Birinci, Kıbrıs’ın kuzeyinin Türkiye Cumhuriyeti Devleti tarafından işgal altında bulunduğunu savunarak, işgalin 1974 ile başlayıp bitmiş, askeri bir harekatla sınırlı bir olgu olmadığını söyledi.  Birinci sözlerine şöyle devam etti: “1974’ten günümüze artarak inşa edilen bir hakimiyet sistemine dönüşmüştür. Ekonomik, sosyal ve siyasal olmak üzere her alanda hakimiyet Türkiye Cumhuriyeti Devleti’nin kontrolüne dönüşmüş durumdadır. Bu gerçeklik ile uydurulan, sanallaştırılan gerçeklik arasındaki gözleri kör eden, kulakları sağır eden, akıllara durgunluk veren perde, günbegün açığa çıkmaktadır. Bu durumda TC Devleti’nin korktuğu tek bir sınıf ve onun örgütlü gücü vardır; işçi sınıfının örgütlü gücü… Diğer bütün sınıflar satın alınabilir, ama işçi sınıfı, sınıf olarak satın alınabilecek bir sınıf değildir. Ekonomik çıkarlar gereği emek ile sermayenin uzun süre uzlaştırılması mümkün değildir. Bireysel olarak bir kısım işçi satın alınabilir ama, sınıf olarak satın alınması mümkün değildir.”

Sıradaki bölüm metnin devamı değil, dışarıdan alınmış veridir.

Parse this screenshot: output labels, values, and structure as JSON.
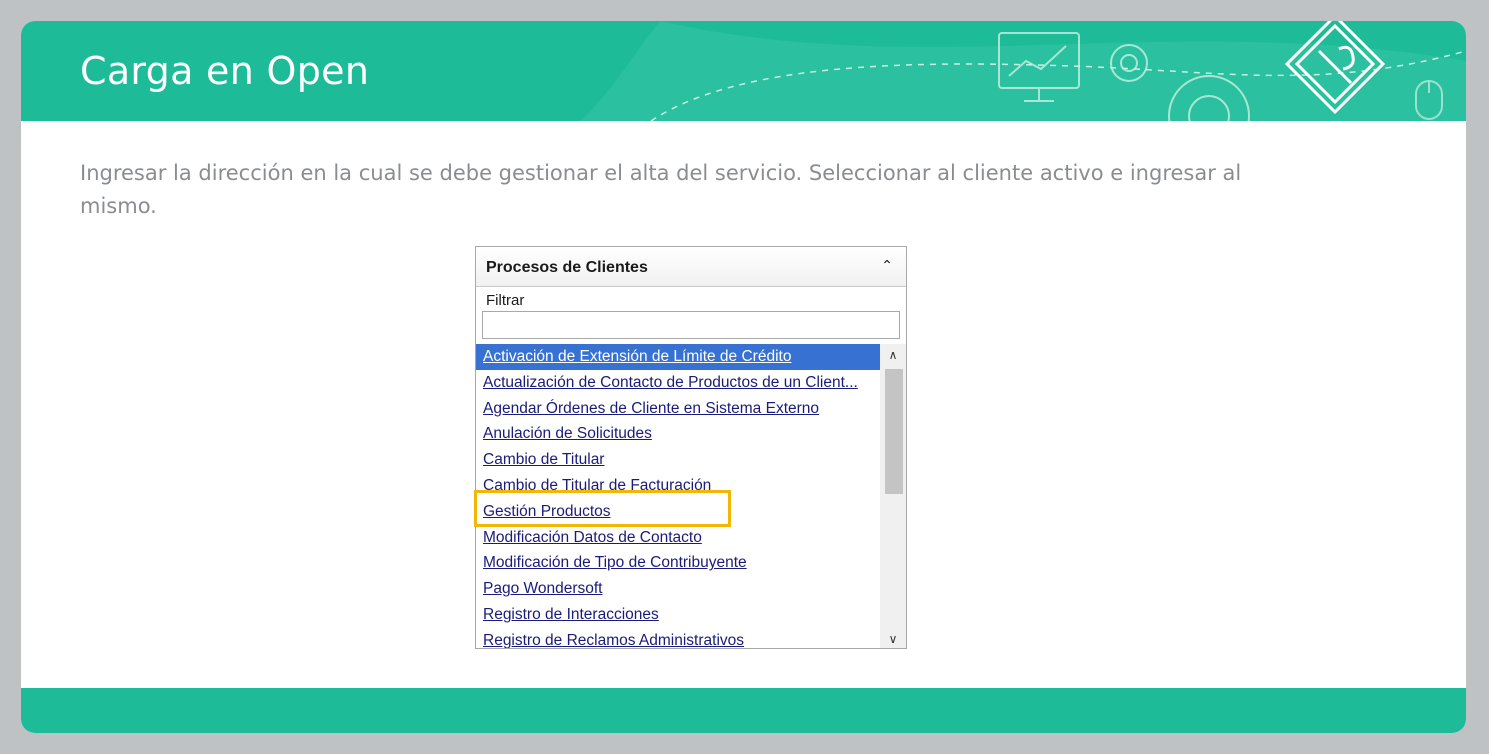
{
  "slide": {
    "title": "Carga en Open",
    "instruction": "Ingresar la dirección en la cual se debe gestionar el alta del servicio. Seleccionar al cliente activo e ingresar al mismo."
  },
  "panel": {
    "title": "Procesos de Clientes",
    "collapse_icon": "double-chevron-up-icon",
    "filter_label": "Filtrar",
    "filter_value": "",
    "items": [
      {
        "label": "Activación de Extensión de Límite de Crédito",
        "selected": true
      },
      {
        "label": "Actualización de Contacto de Productos de un Client..."
      },
      {
        "label": "Agendar Órdenes de Cliente en Sistema Externo"
      },
      {
        "label": "Anulación de Solicitudes"
      },
      {
        "label": "Cambio de Titular"
      },
      {
        "label": "Cambio de Titular de Facturación"
      },
      {
        "label": "Gestión Productos",
        "highlighted": true
      },
      {
        "label": "Modificación Datos de Contacto"
      },
      {
        "label": "Modificación de Tipo de Contribuyente"
      },
      {
        "label": "Pago Wondersoft"
      },
      {
        "label": "Registro de Interacciones"
      },
      {
        "label": "Registro de Reclamos Administrativos"
      }
    ]
  },
  "colors": {
    "header": "#1dbb98",
    "selection": "#3771d2",
    "highlight": "#f2b705"
  }
}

Genel Sekreter Birinci, sınıf olarak işçi sınıfının, örgütlendiği oranda ülkenin  bağımsızlığı ve özgürlüğüne verilen değer artacağını hatırlatarak şu ifadeleri kullandı:

“Sınıf olarak işçi sınıfı, örgütlendiği oranda sınıf kavgası dışındaki kavgaların suni, sınıf düşmanları tarafından kendilerine empoze edilmiş kavgalar olduğunu ve örgütlülüğünü dağıtmaya, gücünü azaltmaya onun sınıf olarak, burjuvazi karşısında yenilgisini sağlamaya dönük olduğunu görerek, tüm milli düşmanlıkları reddetmeye ve tüm işçilerin birliğini, burjuvaziye karşı birlikte mücadelesini savunmaya başlar.”

İşçilerin her türlü mücadeleyi öğrendikleri alanın okulu olan sendikalarda Toplu İş Sözleşmelerine (TİS) ilişkin pratik yapmaları ve bu sözleşme konusunda işçilerin ustalaşmaları gereken derslerden biri olduğunu işaret etti:

“TİS’in başarısı, işçi sınıfının bilimsel rehberliğini ve sınıfın örgütlü gücüne dayandığı ölçüde mümkündür”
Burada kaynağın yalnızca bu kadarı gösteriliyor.